A token-led recovery
Creditors of FTX.com, its offshore entity, may receive equity, tokens or some other form of interest in the rebooted exchange rather than all cash, according to the restructuring proposal.
Crypto exchange Bitfinex set a precedent when it issued a recovery token to recoup losses from a major heist in 2016. Bitfinex socialized losses across all accounts — resulting in a 36% haircut per account — and customers were given recovery tokens instead. Thanks to a bull rally in 2017, a spike in token prices helped make creditors whole.
Many reboot advocates look to Bitfinex as a precedent for FTX, but Braziel said that ship has sailed. Unlike FTX, Bitfinex issued the token before entering bankruptcy proceedings.
The token model is only effective if it mimics what would be a likely outcome in court, said Phil Potter, the former chief strategy officer of Bitfinex who oversaw the distribution, on X. Bitfinex was simple compared to FTX, he added.
Bitfinex’s approach stands in stark contrast to the proceedings of Mt. Gox, which was the largest Bitcoin exchange in 2013. The exchange, which lost 800,000 Bitcoin in 2014, is still to return funds to creditors and most recently delayed its repayment date by a year.
The average timeframe for a U.S. bankruptcy case is around 18 months, Braziel said, adding that the Mt. Gox case has been protracted due to its proceedings occurring in Japan, where nuances such as the absence of interim distributions slow the process compared to U.S. standards.
What about FTT?
Unlike Bitfinex, FTX already issued a token — FTT — and under the current restructuring proposal it will be extinguished and holders will not receive any distribution.
The U.S. Securities and Exchange Commission (SEC) has also alleged FTT is a security. Still, it hasn’t stopped the token’s price from fluctuating, gaining over 7.5% in the last 30 days, according to CoinGecko data.
“We need to distinguish between public opinion and real courts,” said Terrence Yang, managing director at Bitcoin investment firm Swan Bitcoin, adding that, while regulators have been critical of FTT, there’s been no formal ruling.

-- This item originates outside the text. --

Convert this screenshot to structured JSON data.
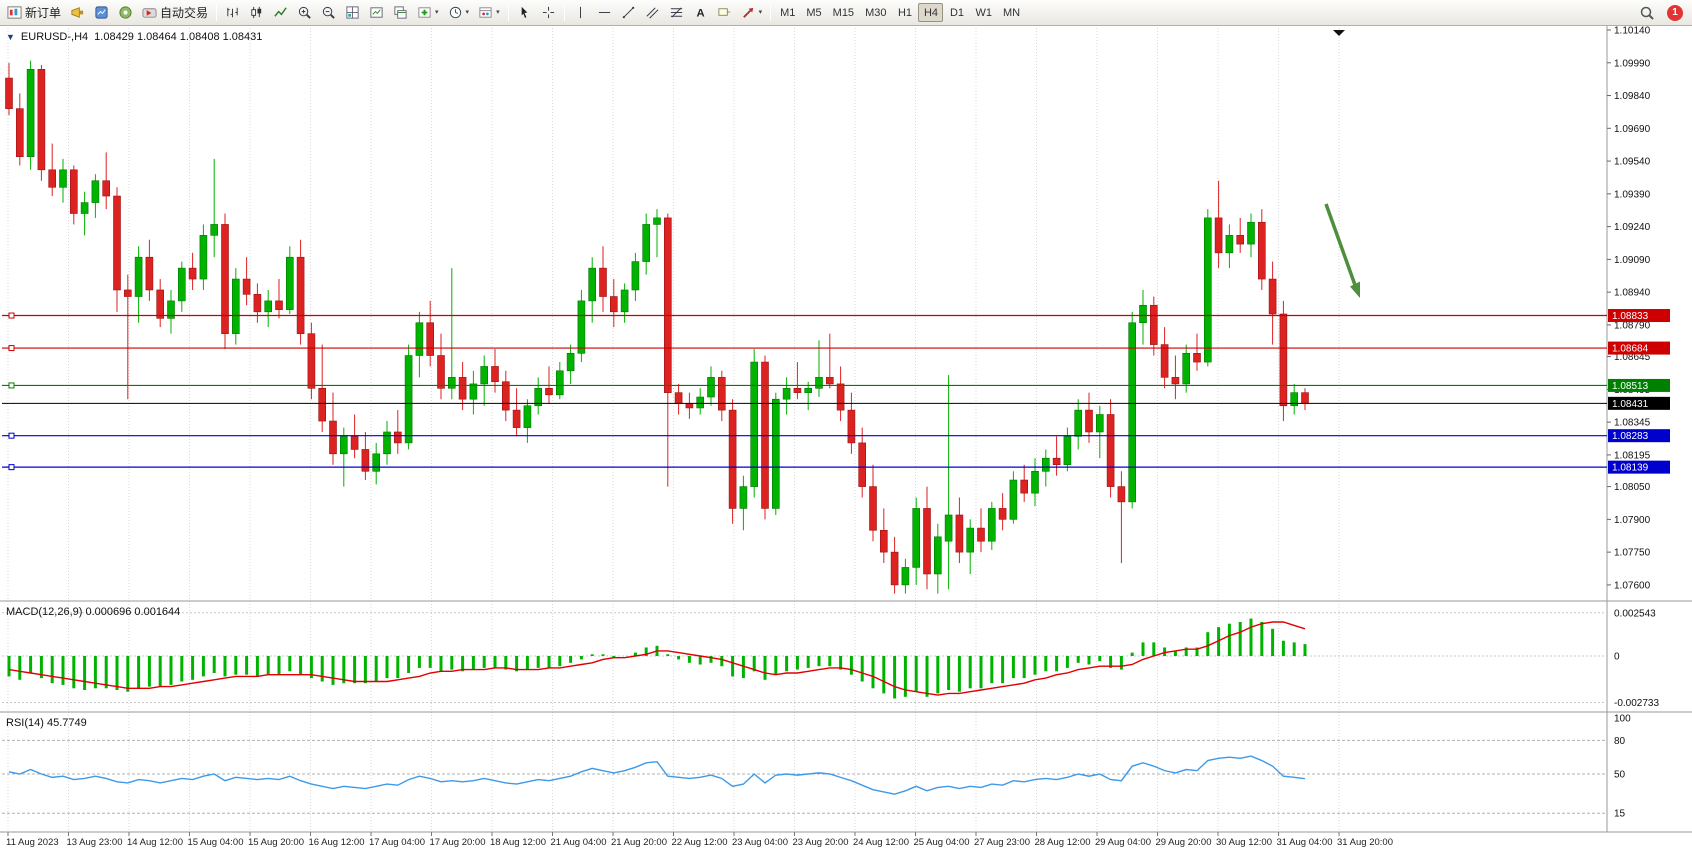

“[FTT] has a very low probability of recovering, longer term,” Yang said. “It can recover temporarily when the FTX 2.0 reboot launches and if they have some decent press around it and some good branding and marketing but I think it’s tough.”
FTX, HTX, GTX…
Thanks to FTX’s marketing spending spree, and now criminal proceedings, the exchange secured brand recognition, which led to a debate over whether it should be rebranded or not. FTX entered Axios Harris Poll of America’s most visible brands for the first time this year, however, it ranked 99th out of 100 in reputation.
“Just because the name is recognizable, doesn’t mean it can be trusted,” said Alon Goren, founding partner of investment firm Draper Goren Holm. “But people do like to, from a marketing perspective, say, ‘Hey, everybody already knows the name. It’s been on stadiums, it was on major league baseball jerseys. So why not? It’s a familiar name.’”
As a brand new industry this is something to be careful about, Goren said. He couldn’t imagine a world where mainstream users trust FTX again.
Some exchanges seem less concerned about links to the tarnished brand. Crypto exchange Huobi renamed itself to “HTX” for its tenth anniversary. A blog post said H stands for Huobi, T stands for its advisor Justin Sun’s blockchain Tron and X stands for exchange.
Though most of the focus has been on the reboot, there’s also a chance FTX will be acquired by a former competitor.
“I don’t think there’s much technology there,” Yang said. “People who have worked at FTX have talked about how they basically had almost no engineers. It was smoke and mirrors. I’m not sure how much value there is, to be honest, for a merger or acquisition.”
Braziel said administrators would be better off selling the assets at a granular level but he still expects objections from regulators similar to the Voyager and Celsius cases.